CloudFlare WordPress Plugin Disaster Breaks WordPress Admin Functions – And CloudFlare Support Was Clueless! This morning i couldn’t log in to this WordPress blog. It was the start of several hours of hell trying to diagnose the problem.
CloudFlare had a major security issue – and what they did to fix it was beyond logic!
I spent several hours trying to figure out what was wrong while having my morning coffee. I suspected a CloudFlare debacle right off the bat since i had updated their plugin last night before going to bed.
Today two WordPress sites were not accepting my login credentials. I wondered if my server had been hacked, but after logging into whm and going to mod security tools, i didn’t see any entries. Next i restored the previous days database dump and had the same problems. I’m saying to myself – WTF??
After setting Doc’s Place up for Google AMP i had experienced validation errors and had most corrected, but another plugin i use that was deactivated had been updated by it’s developer. This author of CleanTalk an excellent anti-spam plugin had emailed during the night with a fix. I needed to delete this plugin and reinstall a new version that had been pushed out during the night. Sounds easy enough right? Not with my luck! Selecting that plugin i clicked delete, WordPress prompted me “do you want to delete ALL These Plugins?? I thought i crapped my pants! 😆
I fired off a support question to CloudFlare and had problems logging into support, got a CloudFlare message the support site was offline. After trying a few more time i was able to login and open a ticket. Still scratching my head trying to come up with an idea what barfed, i decided to point my site back home away from CloudFlare. After waiting a few minutes i was able to verify the domain was no longer pointing to cf and logged back in again. Same problem, then i opened up my cPanel file manager and deleted CloudFlares WordPress Plugin. THAT WAS IT!!
Meanwhile a cf support person responded to my support ticket: “Hi, Thanks for contacting cloudflare support. That seems a bit odd. Could you include the URL’s you’re using when you get these errors and would you be able to send us the error in a screenshot? xxxx @ CloudFlare support.
Several replies went back and forth and it appeared this support agent didn’t have a clue. I mean, come on, the support site was running like a snail on a GoDaddy server. But they had no clue what was wrong?? After deleting the other sites WordPress CloudFlare plugin, the site that was still pointing to CloudFlare it was working fine too.
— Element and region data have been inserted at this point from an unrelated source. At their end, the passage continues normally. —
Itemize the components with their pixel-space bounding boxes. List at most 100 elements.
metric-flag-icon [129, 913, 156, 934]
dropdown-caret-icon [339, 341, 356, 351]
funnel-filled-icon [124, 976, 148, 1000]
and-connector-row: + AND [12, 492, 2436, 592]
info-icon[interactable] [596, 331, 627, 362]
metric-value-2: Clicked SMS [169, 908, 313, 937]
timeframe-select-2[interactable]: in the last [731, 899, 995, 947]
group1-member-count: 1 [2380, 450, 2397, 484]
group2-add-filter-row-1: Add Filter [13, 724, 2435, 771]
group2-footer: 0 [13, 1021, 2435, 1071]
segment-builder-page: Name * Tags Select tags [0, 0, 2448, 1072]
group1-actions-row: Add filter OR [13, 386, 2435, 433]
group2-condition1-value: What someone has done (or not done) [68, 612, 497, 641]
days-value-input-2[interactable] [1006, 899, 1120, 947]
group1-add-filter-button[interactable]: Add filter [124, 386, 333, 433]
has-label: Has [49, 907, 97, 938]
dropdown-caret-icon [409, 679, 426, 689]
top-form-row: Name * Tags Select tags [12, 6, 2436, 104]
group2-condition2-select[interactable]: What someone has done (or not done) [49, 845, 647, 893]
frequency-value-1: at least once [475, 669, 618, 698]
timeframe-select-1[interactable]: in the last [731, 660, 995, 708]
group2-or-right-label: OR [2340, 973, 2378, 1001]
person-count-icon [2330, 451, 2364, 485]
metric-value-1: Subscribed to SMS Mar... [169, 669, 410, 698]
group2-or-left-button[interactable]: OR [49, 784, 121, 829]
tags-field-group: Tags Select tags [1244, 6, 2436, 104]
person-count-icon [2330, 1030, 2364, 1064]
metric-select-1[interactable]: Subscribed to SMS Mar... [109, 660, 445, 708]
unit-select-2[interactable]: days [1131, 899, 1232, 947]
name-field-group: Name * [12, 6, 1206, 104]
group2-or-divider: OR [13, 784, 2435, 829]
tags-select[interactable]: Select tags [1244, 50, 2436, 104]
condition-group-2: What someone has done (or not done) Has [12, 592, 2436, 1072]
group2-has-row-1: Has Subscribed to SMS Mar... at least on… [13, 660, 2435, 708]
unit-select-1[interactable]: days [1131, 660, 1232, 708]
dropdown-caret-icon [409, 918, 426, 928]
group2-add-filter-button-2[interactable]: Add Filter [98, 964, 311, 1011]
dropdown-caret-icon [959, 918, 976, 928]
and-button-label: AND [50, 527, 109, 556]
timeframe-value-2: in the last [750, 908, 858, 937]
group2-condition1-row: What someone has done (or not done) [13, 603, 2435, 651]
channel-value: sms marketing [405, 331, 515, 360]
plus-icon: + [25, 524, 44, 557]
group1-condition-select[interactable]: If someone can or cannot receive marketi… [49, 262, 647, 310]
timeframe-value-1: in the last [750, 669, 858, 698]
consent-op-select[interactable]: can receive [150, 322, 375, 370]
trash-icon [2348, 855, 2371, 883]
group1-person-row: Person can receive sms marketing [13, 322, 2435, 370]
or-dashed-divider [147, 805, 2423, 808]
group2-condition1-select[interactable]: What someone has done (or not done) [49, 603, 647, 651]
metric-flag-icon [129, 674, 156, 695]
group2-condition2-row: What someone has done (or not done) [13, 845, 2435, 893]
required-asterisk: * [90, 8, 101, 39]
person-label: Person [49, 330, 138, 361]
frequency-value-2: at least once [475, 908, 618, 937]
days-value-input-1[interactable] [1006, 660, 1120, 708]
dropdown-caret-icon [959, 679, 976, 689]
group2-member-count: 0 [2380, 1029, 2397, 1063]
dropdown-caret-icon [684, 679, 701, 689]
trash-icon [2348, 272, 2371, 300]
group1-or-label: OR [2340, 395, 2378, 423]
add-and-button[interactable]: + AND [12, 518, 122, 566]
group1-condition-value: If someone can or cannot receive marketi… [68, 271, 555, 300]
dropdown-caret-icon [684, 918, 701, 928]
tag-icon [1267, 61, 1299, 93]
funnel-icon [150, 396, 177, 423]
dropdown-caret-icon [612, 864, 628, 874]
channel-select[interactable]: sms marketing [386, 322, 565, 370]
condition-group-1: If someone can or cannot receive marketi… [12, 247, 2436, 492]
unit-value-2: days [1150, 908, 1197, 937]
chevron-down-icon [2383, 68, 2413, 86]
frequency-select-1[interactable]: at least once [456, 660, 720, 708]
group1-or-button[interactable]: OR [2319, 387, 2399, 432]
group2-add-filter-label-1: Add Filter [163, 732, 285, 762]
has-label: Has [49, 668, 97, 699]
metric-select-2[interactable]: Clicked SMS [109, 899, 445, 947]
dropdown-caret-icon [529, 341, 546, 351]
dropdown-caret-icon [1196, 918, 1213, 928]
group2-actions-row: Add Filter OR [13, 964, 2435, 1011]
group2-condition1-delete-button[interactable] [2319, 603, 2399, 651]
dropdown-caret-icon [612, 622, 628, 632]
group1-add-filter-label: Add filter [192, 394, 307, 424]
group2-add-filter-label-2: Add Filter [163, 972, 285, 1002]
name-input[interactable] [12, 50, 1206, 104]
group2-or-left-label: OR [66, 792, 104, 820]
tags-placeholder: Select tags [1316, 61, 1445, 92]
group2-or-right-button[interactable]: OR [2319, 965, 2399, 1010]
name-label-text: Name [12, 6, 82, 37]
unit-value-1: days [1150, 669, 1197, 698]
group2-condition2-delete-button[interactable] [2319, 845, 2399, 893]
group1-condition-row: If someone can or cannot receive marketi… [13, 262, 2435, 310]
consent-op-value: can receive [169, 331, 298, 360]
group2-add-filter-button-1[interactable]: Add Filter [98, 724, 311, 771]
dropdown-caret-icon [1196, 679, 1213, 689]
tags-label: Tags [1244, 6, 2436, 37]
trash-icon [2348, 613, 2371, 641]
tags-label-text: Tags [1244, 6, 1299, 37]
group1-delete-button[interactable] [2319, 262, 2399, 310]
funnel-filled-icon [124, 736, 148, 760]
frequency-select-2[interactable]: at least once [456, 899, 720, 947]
So I’m sure it was their plugin causing the debacle but support would not admin it!
So I’m sitting at my doctors office and decided to search Twitter to see what came up on my smartphone. Well by-golly-geez lookie what came up on the 1st search:
From the-orbit.net: Yesterday, after a major vulnerability was discovered in the Cloudflare plugin for WordPress, which could allow sites to be cross-site scripted (a method that might allow you to inject bad code into a site “from the side”), it seems as though they panicked and decided to encode *all* POST and GET data, which caused a major set of problems. People trying to edit posts found every non-alphanumeric character turned into an HTML entity (“:” instead of “:” for instance). Then those entities were being reencoded again (“:”).
Over and over and on and on, the posts were getting more and more corrupted. And that wasn’t the only thing that was busted — admins were being told they didn’t have permissions to access certain pages, because the links to those pages were having parts of themselves converted to HTML entities as well. End users could see the site, but admins were fully hamstrung.